Fog lifts to reveal blue sky, the sun in the treetops. A scarlet tanager hurtles past the porch with a second in close pursuit. The morning’s first itch prickles the back of my hand.
Rain and fog shut out all sounds from the valley; a gobbling turkey and a pair of pileated woodpeckers are the loudest things. A titmouse sheltering in the lilac shakes the rain from his wings.
Overcast and cool. Water gurgles into the ground and gurgles out again, and half-way between, a meadow vole surfaces from the thatch, her dark fur a study in ceaseless motion.
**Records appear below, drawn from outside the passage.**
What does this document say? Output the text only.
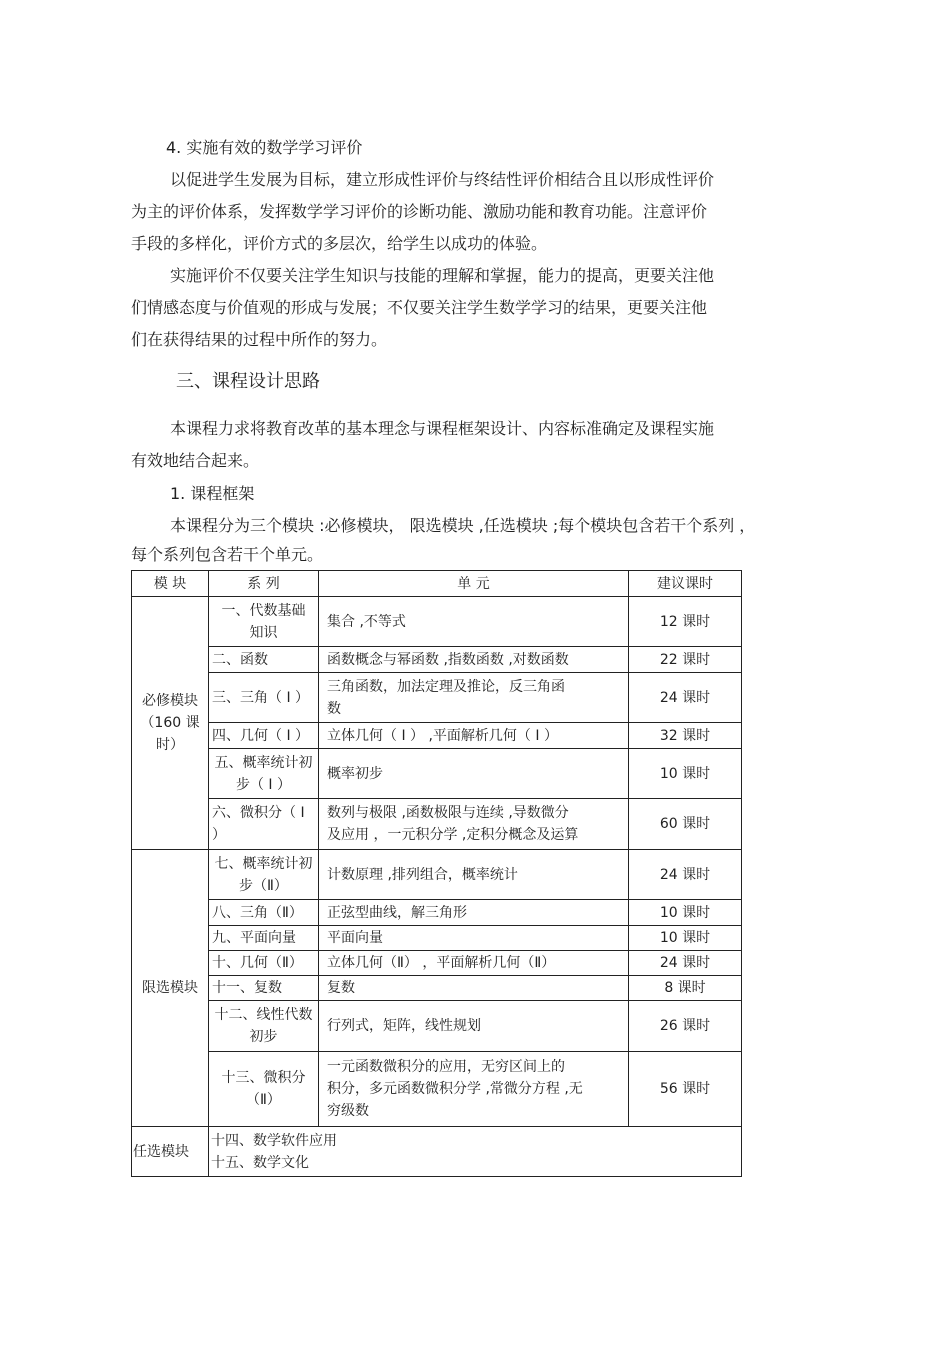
4. 实施有效的数学学习评价
以促进学生发展为目标，建立形成性评价与终结性评价相结合且以形成性评价
为主的评价体系，发挥数学学习评价的诊断功能、激励功能和教育功能。注意评价
手段的多样化，评价方式的多层次，给学生以成功的体验。
实施评价不仅要关注学生知识与技能的理解和掌握，能力的提高，更要关注他
们情感态度与价值观的形成与发展；不仅要关注学生数学学习的结果，更要关注他
们在获得结果的过程中所作的努力。
三、课程设计思路
本课程力求将教育改革的基本理念与课程框架设计、内容标准确定及课程实施
有效地结合起来。
1. 课程框架
本课程分为三个模块 :必修模块， 限选模块 ,任选模块 ;每个模块包含若干个系列 ，
每个系列包含若干个单元。
模 块	系 列	单 元	建议课时

必修模块
（160 课
时）	一、代数基础
知识	集合 ,不等式	12 课时
	二、函数	函数概念与幂函数 ,指数函数 ,对数函数	22 课时
	三、三角（ I ）	三角函数，加法定理及推论，反三角函
数	24 课时
	四、几何（ I ）	立体几何（ I ） ,平面解析几何（ I ）	32 课时

	五、概率统计初
步（ I ）	概率初步	10 课时
	六、微积分（ I ）	数列与极限 ,函数极限与连续 ,导数微分
及应用 ，一元积分学 ,定积分概念及运算	60 课时
限选模块	七、概率统计初
步（Ⅱ）	计数原理 ,排列组合，概率统计	24 课时
	八、三角（Ⅱ）	正弦型曲线，解三角形	10 课时
	九、平面向量	平面向量	10 课时
	十、几何（Ⅱ）	立体几何（Ⅱ） ，平面解析几何（Ⅱ）	24 课时
	十一、复数	复数	8 课时

	十二、线性代数
初步	行列式，矩阵，线性规划	26 课时

	十三、微积分
（Ⅱ）	一元函数微积分的应用，无穷区间上的
积分，多元函数微积分学 ,常微分方程 ,无
穷级数	56 课时
任选模块	十四、数学软件应用
十五、数学文化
Having risen late on the one sunny morning of the week, I watch a tiny, pale green grasshopper wander my trouser leg, its antennae sweeping the dark denim ahead.
A break in the clouds allows a bit of sunrise to stain the treetops, where a noisy kestrel gets dive-bombed by a robin. A pair of black cherry trees are in bloom—white snouts pointing in all directions.
After so many gray days, the clarity of the air and the quality of light moving through new leaves feel miraculous. A red-eyed vireo’s lyrical harangue.
An hour past sunrise, an opossum is out hunting earthworms pushed out of their burrows by the all-night rain. She keeps pausing to raise her snout and sniff the air like a connoisseur.
Steady rain. A gnatcatcher flutters to find breakfast on the undersides of leaves, then retreats to the shelter of the lilac to shake the water off. A chipmunk runs under my chair to eat one seed at the far end of the porch.
Cool and increasingly cloudy as the sun clears the treetops—a bright spot in the gray. A rose-breasted grosbeak sings. Chipmunk metronomes go in and out of sync.
A damp sunrise after thunderstorms in the night. Waves of scent from the lilac, whose blossoms are beginning to fade and droop. The nonstop chatter of goldfinches.
An hour before sunrise, the blood-curdling shrieks and snarls of a raccoon, accompanied by the piping of her terrified kits. A barred owl offers commentary from the woods’ edge. I remain in the dark.